C-FAITH: A Chinese Fine-Grained Benchmark for Automated Hallucination Evaluation
Xu Zhang, Zhifei Liu, Jiahao Wang, Huixuan Zhang, Fan Xu, Junzhe Zhang, Xiaojun Wan
TL;DR
This paper tackles the challenge of evaluating hallucinations in Chinese LLMs by introducing HaluAgent, an automated, agentic pipeline that generates fine-grained QA data from knowledge documents and verifies correctness with explicit rules. Building on HaluAgent, the authors present C-FAITH, a large Chinese hallucination benchmark derived from 1,399 documents and comprising multiple QA formats (generative, single-choice, true/false) totaling tens of thousands of items. The framework demonstrates notable improvements in data quality through prompt optimization and verification, and the benchmark reveals that larger models generally hallucinate less, though hallucination type and input content significantly influence rates. C-FAITH enables scalable, targeted evaluation of hallucination across domains, offering a fine-grained, practical tool for advancing robust Chinese NLP systems. These contributions have practical impact for model development, safety assessment, and benchmarking in non-English settings.
Abstract
Despite the rapid advancement of large language models, they remain highly susceptible to generating hallucinations, which significantly hinders their widespread application.

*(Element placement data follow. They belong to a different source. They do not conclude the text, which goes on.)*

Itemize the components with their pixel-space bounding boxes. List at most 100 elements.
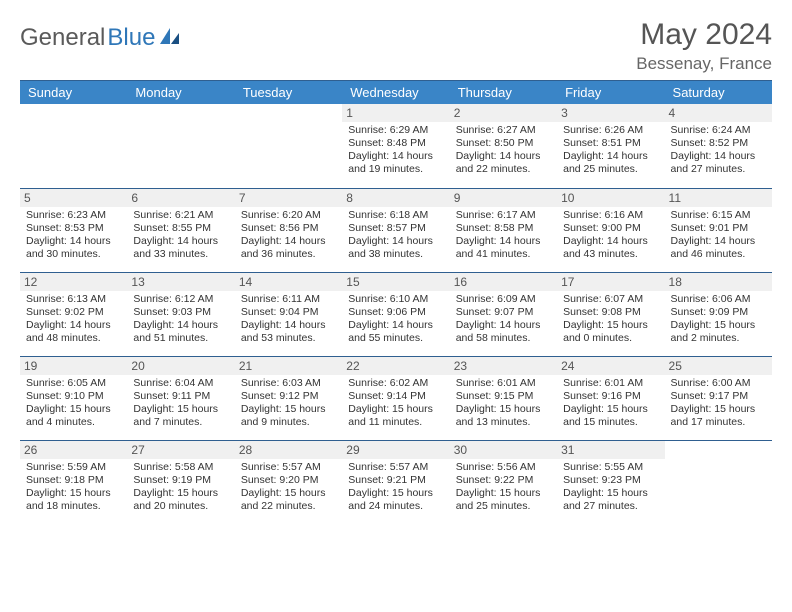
sunset-text: Sunset: 9:23 PM [563,474,660,487]
calendar-table: Sunday Monday Tuesday Wednesday Thursday… [20,81,772,524]
daylight-line2: and 20 minutes. [133,500,230,513]
sunset-text: Sunset: 9:11 PM [133,390,230,403]
sunset-text: Sunset: 9:01 PM [671,222,768,235]
daylight-line1: Daylight: 15 hours [456,403,553,416]
day-detail: Sunrise: 5:57 AMSunset: 9:21 PMDaylight:… [348,461,445,514]
day-cell: 21Sunrise: 6:03 AMSunset: 9:12 PMDayligh… [235,356,342,440]
daylight-line2: and 11 minutes. [348,416,445,429]
day-number: 26 [20,441,127,459]
day-cell: 31 Sunrise: 5:55 AMSunset: 9:23 PMDayligh… [557,440,664,524]
daylight-line2: and 27 minutes. [563,500,660,513]
daylight-line1: Daylight: 15 hours [671,403,768,416]
month-title: May 2024 [636,18,772,52]
sunrise-text: Sunrise: 6:24 AM [671,124,768,137]
sunrise-text: Sunrise: 6:01 AM [456,377,553,390]
day-detail: Sunrise: 6:26 AMSunset: 8:51 PMDaylight:… [563,124,660,177]
day-cell [20,104,127,188]
daylight-line2: and 30 minutes. [26,248,123,261]
sunset-text: Sunset: 9:21 PM [348,474,445,487]
day-detail: Sunrise: 6:12 AMSunset: 9:03 PMDaylight:… [133,293,230,346]
daylight-line1: Daylight: 15 hours [241,403,338,416]
daylight-line1: Daylight: 14 hours [456,235,553,248]
day-cell: 28Sunrise: 5:57 AMSunset: 9:20 PMDayligh… [235,440,342,524]
sunrise-text: Sunrise: 6:29 AM [348,124,445,137]
daylight-line1: Daylight: 15 hours [133,403,230,416]
daylight-line1: Daylight: 14 hours [133,235,230,248]
daylight-line1: Daylight: 14 hours [456,319,553,332]
daylight-line1: Daylight: 15 hours [563,487,660,500]
daylight-line2: and 46 minutes. [671,248,768,261]
day-number: 11 [665,189,772,207]
day-detail: Sunrise: 6:15 AMSunset: 9:01 PMDaylight:… [671,209,768,262]
daylight-line2: and 48 minutes. [26,332,123,345]
week-row: 26 Sunrise: 5:59 AMSunset: 9:18 PMDayligh… [20,440,772,524]
daylight-line2: and 22 minutes. [241,500,338,513]
sunrise-text: Sunrise: 6:23 AM [26,209,123,222]
day-cell [127,104,234,188]
day-cell: 11 Sunrise: 6:15 AMSunset: 9:01 PMDayligh… [665,188,772,272]
sunset-text: Sunset: 9:18 PM [26,474,123,487]
sunset-text: Sunset: 9:12 PM [241,390,338,403]
sunrise-text: Sunrise: 5:57 AM [241,461,338,474]
day-number: 6 [127,189,234,207]
day-detail: Sunrise: 5:58 AMSunset: 9:19 PMDaylight:… [133,461,230,514]
sunset-text: Sunset: 9:07 PM [456,306,553,319]
day-cell: 18Sunrise: 6:06 AMSunset: 9:09 PMDayligh… [665,272,772,356]
daylight-line1: Daylight: 15 hours [26,403,123,416]
sunrise-text: Sunrise: 6:26 AM [563,124,660,137]
day-cell: 5Sunrise: 6:23 AMSunset: 8:53 PMDaylight… [20,188,127,272]
day-detail: Sunrise: 5:56 AMSunset: 9:22 PMDaylight:… [456,461,553,514]
sunrise-text: Sunrise: 6:02 AM [348,377,445,390]
day-cell: 22Sunrise: 6:02 AMSunset: 9:14 PMDayligh… [342,356,449,440]
day-cell: 25Sunrise: 6:00 AMSunset: 9:17 PMDayligh… [665,356,772,440]
day-number: 13 [127,273,234,291]
sunset-text: Sunset: 9:00 PM [563,222,660,235]
sunset-text: Sunset: 9:04 PM [241,306,338,319]
sunrise-text: Sunrise: 5:55 AM [563,461,660,474]
sunset-text: Sunset: 8:58 PM [456,222,553,235]
daylight-line2: and 7 minutes. [133,416,230,429]
week-row: 1Sunrise: 6:29 AMSunset: 8:48 PMDaylight… [20,104,772,188]
daylight-line2: and 4 minutes. [26,416,123,429]
day-number: 17 [557,273,664,291]
daylight-line2: and 2 minutes. [671,332,768,345]
weekday-header: Thursday [450,81,557,104]
sunset-text: Sunset: 9:03 PM [133,306,230,319]
daylight-line1: Daylight: 15 hours [563,319,660,332]
day-cell: 24Sunrise: 6:01 AMSunset: 9:16 PMDayligh… [557,356,664,440]
day-detail: Sunrise: 6:01 AMSunset: 9:16 PMDaylight:… [563,377,660,430]
daylight-line2: and 43 minutes. [563,248,660,261]
daylight-line1: Daylight: 14 hours [456,150,553,163]
day-number: 3 [557,104,664,122]
sunrise-text: Sunrise: 6:01 AM [563,377,660,390]
sunset-text: Sunset: 9:22 PM [456,474,553,487]
sunset-text: Sunset: 9:06 PM [348,306,445,319]
day-number: 31 [557,441,664,459]
day-cell: 1Sunrise: 6:29 AMSunset: 8:48 PMDaylight… [342,104,449,188]
day-detail: Sunrise: 5:59 AMSunset: 9:18 PMDaylight:… [26,461,123,514]
sunset-text: Sunset: 9:17 PM [671,390,768,403]
daylight-line1: Daylight: 15 hours [348,487,445,500]
location: Bessenay, France [636,54,772,74]
daylight-line2: and 55 minutes. [348,332,445,345]
sunset-text: Sunset: 9:15 PM [456,390,553,403]
daylight-line2: and 41 minutes. [456,248,553,261]
sunrise-text: Sunrise: 5:56 AM [456,461,553,474]
day-number: 4 [665,104,772,122]
day-detail: Sunrise: 6:29 AMSunset: 8:48 PMDaylight:… [348,124,445,177]
daylight-line2: and 53 minutes. [241,332,338,345]
sunrise-text: Sunrise: 6:06 AM [671,293,768,306]
daylight-line2: and 18 minutes. [26,500,123,513]
day-cell: 29Sunrise: 5:57 AMSunset: 9:21 PMDayligh… [342,440,449,524]
day-number: 19 [20,357,127,375]
day-cell: 17Sunrise: 6:07 AMSunset: 9:08 PMDayligh… [557,272,664,356]
day-cell: 20Sunrise: 6:04 AMSunset: 9:11 PMDayligh… [127,356,234,440]
daylight-line2: and 27 minutes. [671,163,768,176]
weekday-header: Friday [557,81,664,104]
day-cell [235,104,342,188]
logo-sail-icon [159,26,181,51]
day-detail: Sunrise: 6:00 AMSunset: 9:17 PMDaylight:… [671,377,768,430]
day-cell: 14Sunrise: 6:11 AMSunset: 9:04 PMDayligh… [235,272,342,356]
daylight-line2: and 24 minutes. [348,500,445,513]
day-detail: Sunrise: 6:27 AMSunset: 8:50 PMDaylight:… [456,124,553,177]
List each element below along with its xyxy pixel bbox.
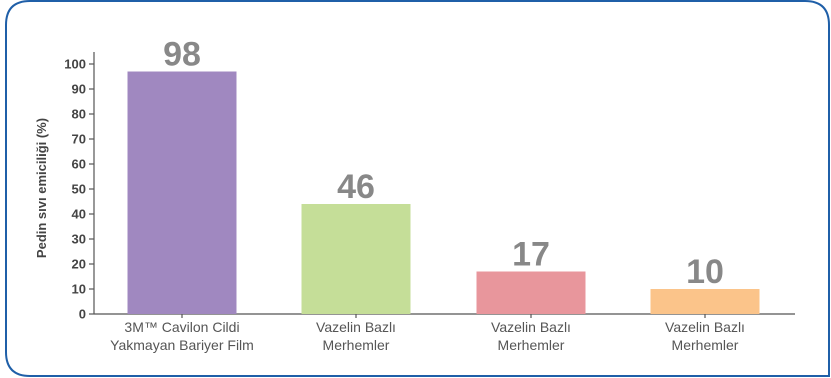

Hallucination research requires dynamic and fine-grained evaluation. However, most existing hallucination benchmarks (especially in Chinese language) rely on human annotations, making automatical and cost-effective hallucination evaluation challenging. To address this, we introduce HaluAgent, an agentic framework that automatically constructs fine-grained QA dataset based on some knowledge documents. Our experiments demonstrate that the manually designed rules and prompt optimization can improve the quality of generated data. Using HaluAgent, we construct C-FAITH, a Chinese QA hallucination benchmark created from 1,399 knowledge documents obtained from web scraping, totaling 60,702 entries. We comprehensively evaluate 16 mainstream LLMs with our proposed C-FAITH, providing detailed experimental results and analysis.